There are clearly those who are being far too nonchalant about the current situation, but tbh I'm probably encountering more of the slightly hysterical/OTT types right now.
For example, my friend has been frantically discussing on FB how best to sterilise her shopping and has implemented some ridiculously elaborate system of debagging shopping in the garage, putting the bags in the outside bin, wiping everything down with sanitising wipes, then walking back to put these in the bin too, before then leaving everything in quarantine for a couple days in the garage fridge. She's now worried about whether she's already brought the virus into the house on her shoes or her dog as she hadn't thought of that till she read it, and is discussing this on FB right now, trying to make another process involving outdoor footwear, indoor footwear, and 'transitional' footwear (presumably slippers from garage into house or something).
Her view is that she wants to go 110% in ensuring she doesn't catch it, which is fine.
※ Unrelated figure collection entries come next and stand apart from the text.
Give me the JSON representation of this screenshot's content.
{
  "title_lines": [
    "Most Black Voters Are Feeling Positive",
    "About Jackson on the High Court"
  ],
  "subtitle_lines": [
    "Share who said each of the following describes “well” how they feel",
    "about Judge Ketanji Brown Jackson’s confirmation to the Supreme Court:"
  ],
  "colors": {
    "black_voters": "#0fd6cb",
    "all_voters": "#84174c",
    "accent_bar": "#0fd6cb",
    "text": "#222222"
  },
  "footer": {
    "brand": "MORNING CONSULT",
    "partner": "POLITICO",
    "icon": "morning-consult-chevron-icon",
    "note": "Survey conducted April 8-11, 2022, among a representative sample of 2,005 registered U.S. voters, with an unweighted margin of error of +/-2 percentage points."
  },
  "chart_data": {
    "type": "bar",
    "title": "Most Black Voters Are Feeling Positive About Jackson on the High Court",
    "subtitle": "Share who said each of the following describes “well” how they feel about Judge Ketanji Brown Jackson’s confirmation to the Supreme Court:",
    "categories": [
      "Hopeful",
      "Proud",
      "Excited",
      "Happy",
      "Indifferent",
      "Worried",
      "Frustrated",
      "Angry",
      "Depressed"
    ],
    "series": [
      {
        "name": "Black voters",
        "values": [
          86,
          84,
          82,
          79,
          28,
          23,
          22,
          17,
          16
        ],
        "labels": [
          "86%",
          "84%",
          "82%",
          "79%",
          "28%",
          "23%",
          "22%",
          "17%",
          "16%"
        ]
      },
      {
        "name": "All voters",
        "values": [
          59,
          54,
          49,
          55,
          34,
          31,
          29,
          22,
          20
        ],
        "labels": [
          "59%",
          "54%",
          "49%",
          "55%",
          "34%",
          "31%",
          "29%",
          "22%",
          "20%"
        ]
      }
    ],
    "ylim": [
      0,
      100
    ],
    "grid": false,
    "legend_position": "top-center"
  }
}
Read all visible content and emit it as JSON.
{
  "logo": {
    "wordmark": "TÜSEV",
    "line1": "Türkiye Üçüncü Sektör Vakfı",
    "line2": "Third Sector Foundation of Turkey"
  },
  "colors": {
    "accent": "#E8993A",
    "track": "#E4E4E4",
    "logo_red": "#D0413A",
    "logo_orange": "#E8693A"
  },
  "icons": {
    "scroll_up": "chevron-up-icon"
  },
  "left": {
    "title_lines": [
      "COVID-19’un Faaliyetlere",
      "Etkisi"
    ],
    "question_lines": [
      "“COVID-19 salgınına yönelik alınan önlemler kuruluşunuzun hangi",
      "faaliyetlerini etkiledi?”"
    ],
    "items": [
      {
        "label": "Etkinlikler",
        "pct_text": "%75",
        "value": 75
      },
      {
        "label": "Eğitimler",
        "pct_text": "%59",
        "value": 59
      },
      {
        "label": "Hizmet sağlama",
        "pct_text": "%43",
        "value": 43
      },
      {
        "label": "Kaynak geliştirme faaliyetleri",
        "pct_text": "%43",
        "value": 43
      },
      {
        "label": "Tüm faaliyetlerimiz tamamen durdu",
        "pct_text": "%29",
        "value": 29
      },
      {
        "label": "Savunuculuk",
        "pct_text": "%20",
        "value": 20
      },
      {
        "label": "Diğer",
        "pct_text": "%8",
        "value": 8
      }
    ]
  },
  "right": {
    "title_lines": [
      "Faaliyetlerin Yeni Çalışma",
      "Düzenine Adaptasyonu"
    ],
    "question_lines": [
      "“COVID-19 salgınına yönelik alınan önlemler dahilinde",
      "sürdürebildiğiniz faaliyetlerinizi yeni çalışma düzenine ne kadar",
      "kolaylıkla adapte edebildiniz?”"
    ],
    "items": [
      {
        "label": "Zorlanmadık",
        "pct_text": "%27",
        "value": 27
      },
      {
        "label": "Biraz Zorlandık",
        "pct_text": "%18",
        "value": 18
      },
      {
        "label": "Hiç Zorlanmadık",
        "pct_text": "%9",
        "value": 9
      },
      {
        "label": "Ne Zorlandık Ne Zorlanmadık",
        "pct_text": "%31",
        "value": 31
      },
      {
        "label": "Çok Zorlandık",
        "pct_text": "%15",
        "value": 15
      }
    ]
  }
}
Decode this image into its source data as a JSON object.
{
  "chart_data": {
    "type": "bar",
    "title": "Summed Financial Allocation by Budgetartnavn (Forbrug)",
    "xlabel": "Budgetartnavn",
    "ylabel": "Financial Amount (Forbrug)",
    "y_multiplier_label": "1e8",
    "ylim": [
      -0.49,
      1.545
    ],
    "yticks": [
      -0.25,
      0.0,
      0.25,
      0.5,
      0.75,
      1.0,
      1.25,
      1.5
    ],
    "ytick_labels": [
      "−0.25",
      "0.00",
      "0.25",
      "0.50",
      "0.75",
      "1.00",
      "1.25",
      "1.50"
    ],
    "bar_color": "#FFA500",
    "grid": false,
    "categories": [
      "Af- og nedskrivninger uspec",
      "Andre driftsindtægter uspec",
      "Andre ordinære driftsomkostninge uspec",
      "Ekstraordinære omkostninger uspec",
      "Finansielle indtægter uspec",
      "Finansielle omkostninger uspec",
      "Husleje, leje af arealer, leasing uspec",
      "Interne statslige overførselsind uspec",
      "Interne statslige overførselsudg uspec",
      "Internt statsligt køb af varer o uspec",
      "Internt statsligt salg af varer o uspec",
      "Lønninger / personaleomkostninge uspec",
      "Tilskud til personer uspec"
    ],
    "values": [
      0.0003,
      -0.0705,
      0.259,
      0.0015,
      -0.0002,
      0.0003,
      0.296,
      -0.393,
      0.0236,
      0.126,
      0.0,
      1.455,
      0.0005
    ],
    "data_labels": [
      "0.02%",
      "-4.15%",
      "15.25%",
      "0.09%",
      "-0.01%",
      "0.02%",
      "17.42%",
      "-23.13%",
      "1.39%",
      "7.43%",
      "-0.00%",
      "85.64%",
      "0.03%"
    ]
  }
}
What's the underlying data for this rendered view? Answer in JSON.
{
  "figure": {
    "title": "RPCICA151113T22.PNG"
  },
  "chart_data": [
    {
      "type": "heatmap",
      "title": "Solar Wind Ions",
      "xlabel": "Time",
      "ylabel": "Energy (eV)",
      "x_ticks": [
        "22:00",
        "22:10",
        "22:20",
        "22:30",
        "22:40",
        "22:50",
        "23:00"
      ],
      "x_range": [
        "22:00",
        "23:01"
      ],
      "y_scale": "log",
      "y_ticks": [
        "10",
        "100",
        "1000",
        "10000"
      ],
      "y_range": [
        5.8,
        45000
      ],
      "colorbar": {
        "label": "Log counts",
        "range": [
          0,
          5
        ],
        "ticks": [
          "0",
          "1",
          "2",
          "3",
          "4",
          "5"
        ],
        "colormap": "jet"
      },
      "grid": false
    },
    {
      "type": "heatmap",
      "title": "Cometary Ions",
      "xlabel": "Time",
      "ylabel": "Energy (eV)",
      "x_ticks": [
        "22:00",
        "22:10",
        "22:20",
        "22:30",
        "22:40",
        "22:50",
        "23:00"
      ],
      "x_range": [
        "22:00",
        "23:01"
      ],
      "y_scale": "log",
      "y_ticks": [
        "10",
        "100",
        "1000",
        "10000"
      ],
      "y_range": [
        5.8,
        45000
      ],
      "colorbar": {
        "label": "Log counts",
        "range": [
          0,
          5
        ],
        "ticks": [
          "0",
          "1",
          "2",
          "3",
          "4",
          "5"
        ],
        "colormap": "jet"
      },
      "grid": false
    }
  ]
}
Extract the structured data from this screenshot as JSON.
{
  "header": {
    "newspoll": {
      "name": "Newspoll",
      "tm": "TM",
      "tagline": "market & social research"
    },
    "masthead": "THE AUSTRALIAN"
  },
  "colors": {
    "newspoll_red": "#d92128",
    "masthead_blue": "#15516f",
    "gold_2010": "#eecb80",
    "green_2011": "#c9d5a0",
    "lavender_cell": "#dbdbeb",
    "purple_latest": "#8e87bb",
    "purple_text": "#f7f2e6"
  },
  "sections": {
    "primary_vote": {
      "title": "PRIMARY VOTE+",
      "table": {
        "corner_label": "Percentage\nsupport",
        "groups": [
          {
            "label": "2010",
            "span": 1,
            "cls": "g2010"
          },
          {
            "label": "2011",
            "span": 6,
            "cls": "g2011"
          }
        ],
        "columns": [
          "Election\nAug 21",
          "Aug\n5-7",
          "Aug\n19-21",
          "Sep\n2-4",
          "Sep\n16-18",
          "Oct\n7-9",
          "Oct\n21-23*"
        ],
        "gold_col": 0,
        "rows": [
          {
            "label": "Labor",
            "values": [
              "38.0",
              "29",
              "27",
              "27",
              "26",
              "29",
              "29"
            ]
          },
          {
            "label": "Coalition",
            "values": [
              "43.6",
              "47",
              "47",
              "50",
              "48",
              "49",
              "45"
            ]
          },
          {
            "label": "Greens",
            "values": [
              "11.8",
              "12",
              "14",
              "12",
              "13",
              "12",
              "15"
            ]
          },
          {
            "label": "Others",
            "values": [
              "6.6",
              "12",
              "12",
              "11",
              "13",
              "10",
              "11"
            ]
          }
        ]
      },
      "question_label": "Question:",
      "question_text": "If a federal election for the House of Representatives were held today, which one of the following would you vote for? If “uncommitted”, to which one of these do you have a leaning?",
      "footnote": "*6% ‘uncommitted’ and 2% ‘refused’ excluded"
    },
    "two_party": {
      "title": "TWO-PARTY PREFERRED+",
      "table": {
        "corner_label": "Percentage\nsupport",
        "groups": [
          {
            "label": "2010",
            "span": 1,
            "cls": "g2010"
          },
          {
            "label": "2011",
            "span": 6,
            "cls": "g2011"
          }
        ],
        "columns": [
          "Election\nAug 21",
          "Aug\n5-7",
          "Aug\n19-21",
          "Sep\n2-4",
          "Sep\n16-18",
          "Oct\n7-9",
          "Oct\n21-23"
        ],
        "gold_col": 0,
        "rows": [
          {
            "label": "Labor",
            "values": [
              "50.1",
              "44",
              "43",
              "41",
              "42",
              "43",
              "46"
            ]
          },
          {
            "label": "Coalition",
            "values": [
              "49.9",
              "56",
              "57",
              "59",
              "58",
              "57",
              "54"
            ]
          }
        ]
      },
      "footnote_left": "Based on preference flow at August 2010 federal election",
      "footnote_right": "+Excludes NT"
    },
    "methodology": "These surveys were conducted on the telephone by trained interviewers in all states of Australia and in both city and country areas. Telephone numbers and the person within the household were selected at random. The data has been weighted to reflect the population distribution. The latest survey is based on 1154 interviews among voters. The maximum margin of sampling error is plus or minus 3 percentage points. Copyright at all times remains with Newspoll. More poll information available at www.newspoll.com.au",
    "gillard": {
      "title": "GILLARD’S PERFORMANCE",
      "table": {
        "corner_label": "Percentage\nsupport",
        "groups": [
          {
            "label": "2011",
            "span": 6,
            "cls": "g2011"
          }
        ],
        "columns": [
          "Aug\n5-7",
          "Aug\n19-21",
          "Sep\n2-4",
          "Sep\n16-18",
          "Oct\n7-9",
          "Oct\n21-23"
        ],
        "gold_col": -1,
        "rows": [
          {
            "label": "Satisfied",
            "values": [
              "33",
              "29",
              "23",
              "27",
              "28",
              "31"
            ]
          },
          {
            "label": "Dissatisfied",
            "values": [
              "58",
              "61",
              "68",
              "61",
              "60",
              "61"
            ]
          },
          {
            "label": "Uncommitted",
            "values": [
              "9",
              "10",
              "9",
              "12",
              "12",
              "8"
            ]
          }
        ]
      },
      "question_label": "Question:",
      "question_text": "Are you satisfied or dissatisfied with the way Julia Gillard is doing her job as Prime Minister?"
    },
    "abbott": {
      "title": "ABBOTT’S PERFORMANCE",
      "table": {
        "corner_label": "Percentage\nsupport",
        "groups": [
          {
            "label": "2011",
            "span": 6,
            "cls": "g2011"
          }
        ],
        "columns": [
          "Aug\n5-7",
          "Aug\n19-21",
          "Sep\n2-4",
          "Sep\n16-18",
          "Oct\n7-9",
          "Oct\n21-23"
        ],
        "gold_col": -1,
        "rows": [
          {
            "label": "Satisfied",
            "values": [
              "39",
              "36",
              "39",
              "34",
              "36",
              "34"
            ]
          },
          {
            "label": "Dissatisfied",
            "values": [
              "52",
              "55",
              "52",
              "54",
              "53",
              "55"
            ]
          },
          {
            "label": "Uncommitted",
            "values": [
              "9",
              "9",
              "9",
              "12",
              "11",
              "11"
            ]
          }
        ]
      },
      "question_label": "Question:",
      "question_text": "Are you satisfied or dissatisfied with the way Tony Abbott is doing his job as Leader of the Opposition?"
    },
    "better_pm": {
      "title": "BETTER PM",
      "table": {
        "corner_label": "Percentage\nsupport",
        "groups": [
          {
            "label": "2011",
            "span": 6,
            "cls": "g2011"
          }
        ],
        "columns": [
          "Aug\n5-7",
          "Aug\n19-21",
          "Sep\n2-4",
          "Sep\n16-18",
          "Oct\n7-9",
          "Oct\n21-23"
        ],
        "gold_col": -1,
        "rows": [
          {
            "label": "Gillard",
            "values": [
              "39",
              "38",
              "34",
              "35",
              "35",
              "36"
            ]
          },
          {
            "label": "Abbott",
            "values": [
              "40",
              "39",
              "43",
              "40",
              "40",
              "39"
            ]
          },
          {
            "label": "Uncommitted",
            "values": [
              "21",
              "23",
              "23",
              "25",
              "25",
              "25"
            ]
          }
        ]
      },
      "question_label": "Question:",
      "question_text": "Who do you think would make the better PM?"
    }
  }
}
However, she doesn't do anything like this in any other areas of her life, which I suspect is the same thing for many others acting similarly.
For example, I've never seen her check the tyre pressure on her car and am 100% certain she doesn't do this weekly as is recommended. I'm pretty certain she doesn't know the legal tread depth and how to check it as she often needs new tyres at MOT stage (presumably illegally low on tread at this point).
What is it about this recent crisis that's invoking fear in the types of people who rarely use their car mirrors except to check their make up?
I'll concede that theoretically you could probably bring the virus into your house on your feet if you stepped in somebody's spit etc, but the likelihood has got to be tiny, and this is all ultimately to avoid catching a disease which will give the majority of victims 'mild' symptoms and is statistically extremely unlikely to kill her in the unlikely chance she catches it - I'm convinced the government might just let us crack on and catch it if it wasn't for the unmanageable strain on the NHS.